= Ahmad Shah Gujjar =

Punjabi poet

Ahmad Shah Gujjar (Note: Punjabi: احمد شاہ گجر) (c. 16th century – 17th century), commonly known as Ahmad Gujjar, was a 16th and 17th-centuries Punjabi poet, during the regime of the Mughal emperor Jahandar Shah. He was the first Punjabi Muslim writer to create a poetic version of the famous Heer-Ranjha story. His book, "Heer Ahonad", offered a unique twist on the tale, differing from earlier writer Damodar's version. Later poets preferred Shah's interpretation.

The story of Heer Ranjha was first written by Damodar Das Gulati.
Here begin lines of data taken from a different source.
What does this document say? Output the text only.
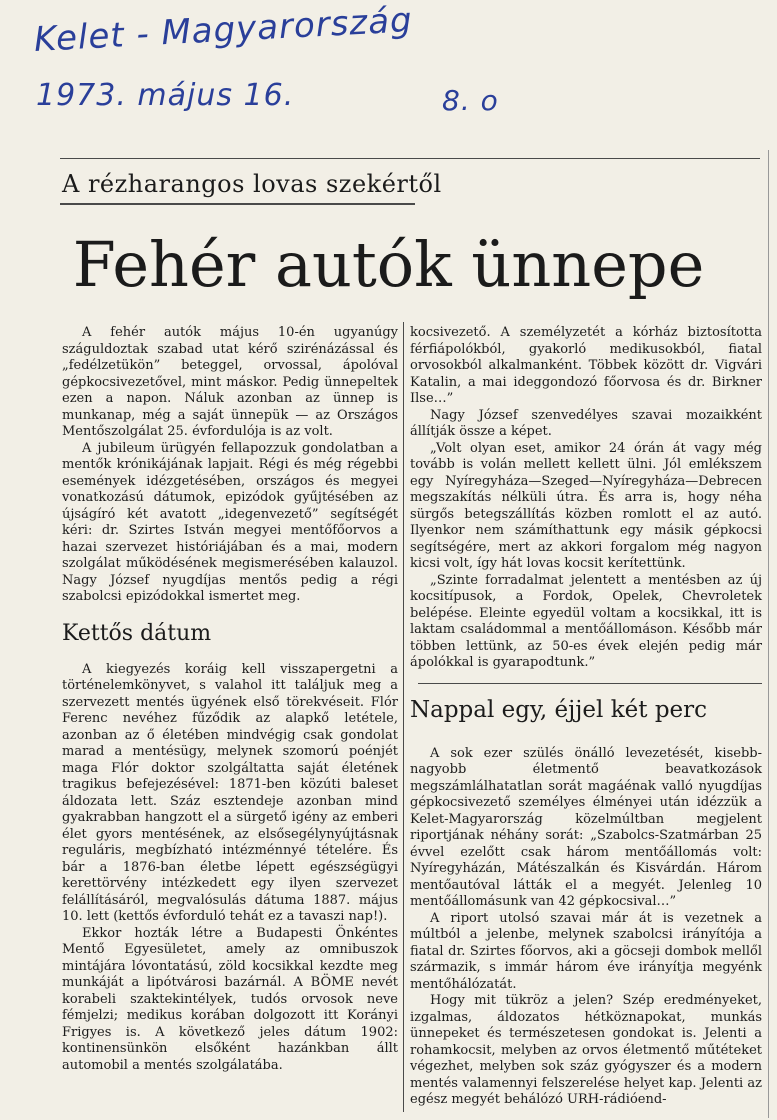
Kelet - Magyarország
1973. május 16.	8. o
A rézharangos lovas szekértől
Fehér autók ünnepe

A fehér autók május 10-én ugyanúgy száguldoztak szabad utat kérő szirénázással és „fedélzetükön” beteggel, orvossal, ápolóval gépkocsivezetővel, mint máskor. Pedig ünnepeltek ezen a napon. Náluk azonban az ünnep is munkanap, még a saját ünnepük — az Országos Mentőszolgálat 25. évfordulója is az volt.

A jubileum ürügyén fellapozzuk gondolatban a mentők krónikájának lapjait. Régi és még régebbi események idézgetésében, országos és megyei vonatkozású dátumok, epizódok gyűjtésében az újságíró két avatott „idegenvezető” segítségét kéri: dr. Szirtes István megyei mentőfőorvos a hazai szervezet históriájában és a mai, modern szolgálat működésének megismerésében kalauzol. Nagy József nyugdíjas mentős pedig a régi szabolcsi epizódokkal ismertet meg.

Kettős dátum

A kiegyezés koráig kell visszapergetni a történelemkönyvet, s valahol itt találjuk meg a szervezett mentés ügyének első törekvéseit. Flór Ferenc nevéhez fűződik az alapkő letétele, azonban az ő életében mindvégig csak gondolat marad a mentésügy, melynek szomorú poénjét maga Flór doktor szolgáltatta saját életének tragikus befejezésével: 1871-ben közúti baleset áldozata lett. Száz esztendeje azonban mind gyakrabban hangzott el a sürgető igény az emberi élet gyors mentésének, az elsősegélynyújtásnak reguláris, megbízható intézménnyé tételére. És bár a 1876-ban életbe lépett egészségügyi kerettörvény intézkedett egy ilyen szervezet felállításáról, megvalósulás dátuma 1887. május 10. lett (kettős évforduló tehát ez a tavaszi nap!).

Ekkor hozták létre a Budapesti Önkéntes Mentő Egyesületet, amely az omnibuszok mintájára lóvontatású, zöld kocsikkal kezdte meg munkáját a lipótvárosi bazárnál. A BÖME nevét korabeli szaktekintélyek, tudós orvosok neve fémjelzi; medikus korában dolgozott itt Korányi Frigyes is. A következő jeles dátum 1902: kontinensünkön elsőként hazánkban állt automobil a mentés szolgálatába.

kocsivezető. A személyzetét a kórház biztosította férfiápolókból, gyakorló medikusokból, fiatal orvosokból alkalmanként. Többek között dr. Vigvári Katalin, a mai ideggondozó főorvosa és dr. Birkner Ilse…”

Nagy József szenvedélyes szavai mozaikként állítják össze a képet.

„Volt olyan eset, amikor 24 órán át vagy még tovább is volán mellett kellett ülni. Jól emlékszem egy Nyíregyháza—Szeged—Nyíregyháza—Debrecen megszakítás nélküli útra. És arra is, hogy néha sürgős betegszállítás közben romlott el az autó. Ilyenkor nem számíthattunk egy másik gépkocsi segítségére, mert az akkori forgalom még nagyon kicsi volt, így hát lovas kocsit kerítettünk.

„Szinte forradalmat jelentett a mentésben az új kocsitípusok, a Fordok, Opelek, Chevroletek belépése. Eleinte egyedül voltam a kocsikkal, itt is laktam családommal a mentőállomáson. Később már többen lettünk, az 50-es évek elején pedig már ápolókkal is gyarapodtunk.”

Nappal egy, éjjel két perc

A sok ezer szülés önálló levezetését, kisebb-nagyobb életmentő beavatkozások megszámlálhatatlan sorát magáénak valló nyugdíjas gépkocsivezető személyes élményei után idézzük a Kelet-Magyarország közelmúltban megjelent riportjának néhány sorát: „Szabolcs-Szatmárban 25 évvel ezelőtt csak három mentőállomás volt: Nyíregyházán, Mátészalkán és Kisvárdán. Három mentőautóval látták el a megyét. Jelenleg 10 mentőállomásunk van 42 gépkocsival…”

A riport utolsó szavai már át is vezetnek a múltból a jelenbe, melynek szabolcsi irányítója a fiatal dr. Szirtes főorvos, aki a göcseji dombok mellől származik, s immár három éve irányítja megyénk mentőhálózatát.

Hogy mit tükröz a jelen? Szép eredményeket, izgalmas, áldozatos hétköznapokat, munkás ünnepeket és természetesen gondokat is. Jelenti a rohamkocsit, melyben az orvos életmentő műtéteket végezhet, melyben sok száz gyógyszer és a modern mentés valamennyi felszerelése helyet kap. Jelenti az egész megyét behálózó URH-rádióend-
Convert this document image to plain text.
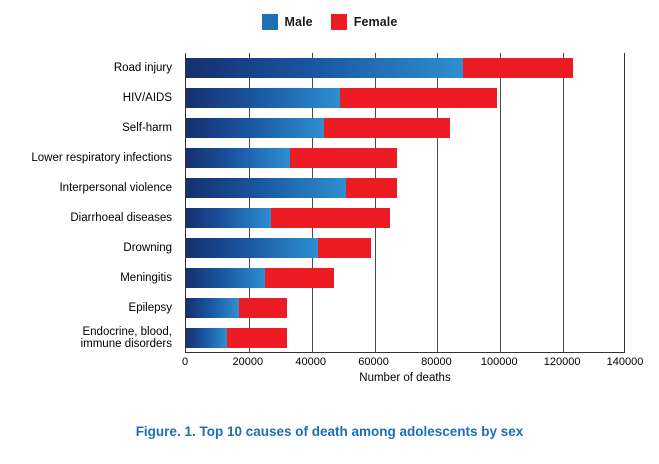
Male	Female
Road injury
HIV/AIDS
Self-harm
Lower respiratory infections
Interpersonal violence
Diarrhoeal diseases
Drowning
Meningitis
Epilepsy
Endocrine, blood,
immune disorders
0	20000	40000	60000	80000	100000 120000 140000
Number of deaths
Figure. 1. Top 10 causes of death among adolescents by sex
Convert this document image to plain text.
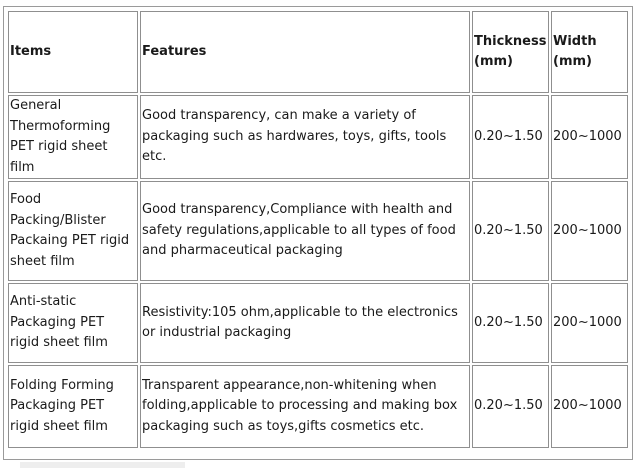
Items	Features	Thickness (mm)	Width (mm)
General Thermoforming PET rigid sheet film	Good transparency, can make a variety of packaging such as hardwares, toys, gifts, tools etc.	0.20~1.50	200~1000
Food Packing/Blister Packaing PET rigid sheet film	Good transparency,Compliance with health and safety regulations,applicable to all types of food and pharmaceutical packaging	0.20~1.50	200~1000
Anti-static Packaging PET rigid sheet film	Resistivity:105 ohm,applicable to the electronics or industrial packaging	0.20~1.50	200~1000
Folding Forming Packaging PET rigid sheet film	Transparent appearance,non-whitening when folding,applicable to processing and making box packaging such as toys,gifts cosmetics etc.	0.20~1.50	200~1000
Later, Ahmad Shah Gujjar wrote his version, "Heer Ranjha", around 1682. Later other Punjabi poets, including Waris Shah and Shah Jahan Muqbal, were inspired by Ahmad's version. Waris Shah's famous version of "Heer Ranjha" came about thirty years after Ahmad's version.

==Early life==
Ahmed Shah was born in approximately 1617 A.D into a Punjabi family of the Muslim Gujjar tribe.

==Poetic works==
Ahmed Shah Gujjar is best known for writing "Kissa Heer" (The Tale of Heer Ranjha). He followed Damodardas Arora's version and created his own interpretation, "Heer-Ranjha" or "Ahomond". Ahmed Shah was the first Punjabi Muslim to write this famous story, between (1682-1693).

==Sources==

- Mukherjee, Sujit (1998). "A Dictionary of Indian Literature: Beginnings-1850"

- Sekhom, Santa Singha (1993). "A History of Panjabi Literature Volume 2"

- Akhtar, Muhammad Saleem (1993). "Islam in South Asia 1993"

- Singh, Gurcharan (1988). "Warris Shah"

- Shah Hashmi, Hameed Ula (1992). "Punjabi Adhab di Tareekh"

- Ahsan, Abdushshakur (1981). "پاکستانى ادب"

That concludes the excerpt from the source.